Kumar Garg, senior fellow at the Society for Science & the Public and a federal deputy chief technology officer in the last administration, gives the Trump administration much less credit during its first year in office. A year ago, there was a general fear that science and tech policy wouldn’t be a Trump focus, Garg told us. “The year has gone substantially worse than people had feared.” A year in, the administration lacks a CTO or chief White House science advisor, he said. The administration also proposed 20 percent cuts to federal funds for R&D, even though research usually has bipartisan support. The White House didn’t comment.
There's a single deputy CTO and the administration has started work on a handful of tech issues, Garg said. There’s is no the-glass-half-empty or -full analogy, he said. “The glass has a couple of drops in it.” China, for example, has made it clear it wants to lead the world on artificial intelligence, Garg said. “There hasn’t been that much that new administration has discussed around its priorities for AI or the national security implications,” he said. “There might be things they’re doing under the hood.”
UCS said the “advisory committees that federal agencies rely on for independent, expert scientific advice, are, by several measures, in the worst shape since the government began tracking them more than 20 years ago." President Donald Trump hasn't nominated a presidential science advisor, said the report: “Abandoning Science Advice: One Year In, the Trump Administration Is Sidelining Science Advisory Committees.” It said “OSTP, which the advisor would direct, sits mostly dormant, with a skeletal staff of 38 in contrast to its 130 staff members in 2016.”
“I haven’t seen anything I would characterize as policy markers,” said Larry Downes, senior fellow at the Georgetown Center for Business and Public Policy, who lives in Silicon Valley. “There are certainly clear and strong agendas being pursued at the independent agencies, notably the FCC and the FTC, but I’d be hard-pressed to say what the administration’s tech policy priorities are,” he said. “That doesn’t mean they don’t exist or that they aren’t being communicated inside the beltway. But here in the Valley, the vision isn’t clear.”

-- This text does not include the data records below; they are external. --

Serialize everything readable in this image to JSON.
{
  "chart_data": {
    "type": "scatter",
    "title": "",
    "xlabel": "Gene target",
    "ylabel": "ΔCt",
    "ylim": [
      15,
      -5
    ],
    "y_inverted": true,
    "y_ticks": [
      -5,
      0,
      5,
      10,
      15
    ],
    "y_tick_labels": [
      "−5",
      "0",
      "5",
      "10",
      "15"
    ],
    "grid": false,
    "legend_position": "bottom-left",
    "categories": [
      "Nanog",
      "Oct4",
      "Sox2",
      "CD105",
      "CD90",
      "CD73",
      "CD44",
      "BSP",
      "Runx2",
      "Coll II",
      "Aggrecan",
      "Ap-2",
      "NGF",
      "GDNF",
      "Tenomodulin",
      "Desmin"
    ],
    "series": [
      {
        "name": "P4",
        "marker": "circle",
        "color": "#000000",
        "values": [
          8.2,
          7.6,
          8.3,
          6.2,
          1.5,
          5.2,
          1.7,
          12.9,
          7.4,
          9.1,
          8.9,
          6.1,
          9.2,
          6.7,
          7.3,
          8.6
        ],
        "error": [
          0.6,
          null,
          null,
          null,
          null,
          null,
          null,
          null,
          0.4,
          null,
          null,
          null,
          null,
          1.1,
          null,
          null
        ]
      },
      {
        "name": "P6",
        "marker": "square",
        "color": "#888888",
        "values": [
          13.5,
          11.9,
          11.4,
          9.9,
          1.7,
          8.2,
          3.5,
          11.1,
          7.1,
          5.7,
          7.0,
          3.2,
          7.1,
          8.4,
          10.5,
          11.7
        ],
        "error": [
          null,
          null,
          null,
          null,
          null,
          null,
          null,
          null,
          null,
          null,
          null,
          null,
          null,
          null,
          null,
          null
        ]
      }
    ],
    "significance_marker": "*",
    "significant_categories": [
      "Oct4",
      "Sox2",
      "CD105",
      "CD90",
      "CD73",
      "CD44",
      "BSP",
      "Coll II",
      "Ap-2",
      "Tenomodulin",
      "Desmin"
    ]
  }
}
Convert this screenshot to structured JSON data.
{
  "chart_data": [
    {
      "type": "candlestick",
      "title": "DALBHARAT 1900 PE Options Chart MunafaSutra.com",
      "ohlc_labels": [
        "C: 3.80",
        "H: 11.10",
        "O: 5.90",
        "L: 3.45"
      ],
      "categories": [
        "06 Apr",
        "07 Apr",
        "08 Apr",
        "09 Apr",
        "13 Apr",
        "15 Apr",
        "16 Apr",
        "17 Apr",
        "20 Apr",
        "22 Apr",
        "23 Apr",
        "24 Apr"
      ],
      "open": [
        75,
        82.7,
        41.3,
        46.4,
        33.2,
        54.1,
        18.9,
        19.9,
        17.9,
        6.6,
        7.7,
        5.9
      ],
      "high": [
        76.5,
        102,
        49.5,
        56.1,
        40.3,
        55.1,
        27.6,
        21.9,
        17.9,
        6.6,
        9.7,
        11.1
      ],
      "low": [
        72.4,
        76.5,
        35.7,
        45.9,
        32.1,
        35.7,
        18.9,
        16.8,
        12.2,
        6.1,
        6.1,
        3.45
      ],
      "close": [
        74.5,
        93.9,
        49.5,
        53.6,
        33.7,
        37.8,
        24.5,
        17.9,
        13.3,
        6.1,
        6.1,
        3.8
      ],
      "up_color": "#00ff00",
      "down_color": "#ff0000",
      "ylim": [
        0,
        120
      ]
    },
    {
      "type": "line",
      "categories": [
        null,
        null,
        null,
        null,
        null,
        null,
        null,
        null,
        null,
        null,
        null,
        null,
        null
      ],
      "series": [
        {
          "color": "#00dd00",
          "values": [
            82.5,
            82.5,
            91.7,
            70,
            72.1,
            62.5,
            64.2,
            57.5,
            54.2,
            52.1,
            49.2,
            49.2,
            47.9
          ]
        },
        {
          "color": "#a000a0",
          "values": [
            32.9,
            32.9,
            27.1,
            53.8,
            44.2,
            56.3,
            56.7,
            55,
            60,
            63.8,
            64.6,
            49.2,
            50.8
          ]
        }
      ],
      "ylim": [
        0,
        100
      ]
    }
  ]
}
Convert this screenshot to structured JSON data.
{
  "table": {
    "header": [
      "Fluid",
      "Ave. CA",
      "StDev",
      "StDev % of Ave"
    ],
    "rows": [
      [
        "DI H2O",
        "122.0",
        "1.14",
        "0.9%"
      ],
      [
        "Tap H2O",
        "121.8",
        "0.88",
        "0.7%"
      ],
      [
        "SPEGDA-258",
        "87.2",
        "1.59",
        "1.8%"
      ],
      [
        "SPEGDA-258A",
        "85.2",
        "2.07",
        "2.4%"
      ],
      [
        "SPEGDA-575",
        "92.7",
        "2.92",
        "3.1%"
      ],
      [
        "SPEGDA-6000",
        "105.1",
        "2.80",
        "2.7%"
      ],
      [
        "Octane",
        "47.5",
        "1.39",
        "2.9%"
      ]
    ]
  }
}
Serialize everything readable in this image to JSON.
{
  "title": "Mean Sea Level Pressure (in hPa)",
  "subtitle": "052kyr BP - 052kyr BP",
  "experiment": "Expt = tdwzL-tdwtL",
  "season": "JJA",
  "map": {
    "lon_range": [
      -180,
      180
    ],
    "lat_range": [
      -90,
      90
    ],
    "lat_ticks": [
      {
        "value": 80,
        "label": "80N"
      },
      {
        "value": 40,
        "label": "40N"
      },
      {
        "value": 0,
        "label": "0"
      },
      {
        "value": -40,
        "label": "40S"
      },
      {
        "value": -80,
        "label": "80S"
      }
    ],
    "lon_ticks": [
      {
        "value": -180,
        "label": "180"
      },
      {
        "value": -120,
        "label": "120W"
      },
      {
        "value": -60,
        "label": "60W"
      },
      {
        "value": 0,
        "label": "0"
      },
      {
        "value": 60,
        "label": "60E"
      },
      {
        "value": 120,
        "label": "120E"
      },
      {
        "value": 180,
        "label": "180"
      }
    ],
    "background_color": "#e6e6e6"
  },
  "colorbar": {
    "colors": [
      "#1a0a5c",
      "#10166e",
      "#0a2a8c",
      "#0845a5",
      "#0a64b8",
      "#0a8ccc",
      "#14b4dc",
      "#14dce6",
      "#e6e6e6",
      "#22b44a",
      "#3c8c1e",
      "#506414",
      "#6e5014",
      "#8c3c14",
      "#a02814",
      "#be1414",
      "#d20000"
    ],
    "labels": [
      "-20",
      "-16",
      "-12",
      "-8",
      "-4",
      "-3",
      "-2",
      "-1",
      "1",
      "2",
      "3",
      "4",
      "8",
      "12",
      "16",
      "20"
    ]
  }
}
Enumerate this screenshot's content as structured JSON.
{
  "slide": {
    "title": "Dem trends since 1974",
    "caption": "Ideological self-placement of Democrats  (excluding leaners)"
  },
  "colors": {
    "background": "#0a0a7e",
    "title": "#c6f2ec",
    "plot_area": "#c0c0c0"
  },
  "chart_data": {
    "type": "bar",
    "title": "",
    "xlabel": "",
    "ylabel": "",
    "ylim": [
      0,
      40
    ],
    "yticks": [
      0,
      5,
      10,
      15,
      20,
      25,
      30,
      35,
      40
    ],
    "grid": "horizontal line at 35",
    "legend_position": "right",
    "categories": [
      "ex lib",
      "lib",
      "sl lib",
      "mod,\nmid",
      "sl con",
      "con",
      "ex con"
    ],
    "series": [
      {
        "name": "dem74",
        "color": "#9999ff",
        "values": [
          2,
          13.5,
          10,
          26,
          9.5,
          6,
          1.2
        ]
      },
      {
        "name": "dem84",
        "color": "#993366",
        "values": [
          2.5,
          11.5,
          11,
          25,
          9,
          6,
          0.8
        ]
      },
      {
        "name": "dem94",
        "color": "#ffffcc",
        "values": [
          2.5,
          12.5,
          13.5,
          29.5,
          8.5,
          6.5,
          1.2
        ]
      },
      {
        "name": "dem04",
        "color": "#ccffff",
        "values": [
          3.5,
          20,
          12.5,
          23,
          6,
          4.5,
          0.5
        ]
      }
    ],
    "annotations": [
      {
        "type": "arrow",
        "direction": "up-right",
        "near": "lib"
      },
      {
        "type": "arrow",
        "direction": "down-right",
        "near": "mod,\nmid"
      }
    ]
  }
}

The first year has been a “mixed bag,” said Doug Brake, telecom policy director of the Information Technology and Innovation Foundation. "The administration is not as comprehensive in its approach to science and technology policy as it could be,” he said. “Key leadership roles are unfilled. Folks underestimate the potential for real upside to the Trump administration breaking through misguided Washington consensus.” Brake said FCC Chairman Ajit Pai was “quick off the blocks,” and NTIA Administrator David Redl is just getting started since his confirmation was delayed. “I’m still optimistic on meaningful reform to federal spectrum policy,” Brake said.
“It’s good that some policy markers are being laid down a year into the Trump presidency," said Gigi Sohn, aide to then-FCC Chairman Tom Wheeler. "I don’t see a lot new here.”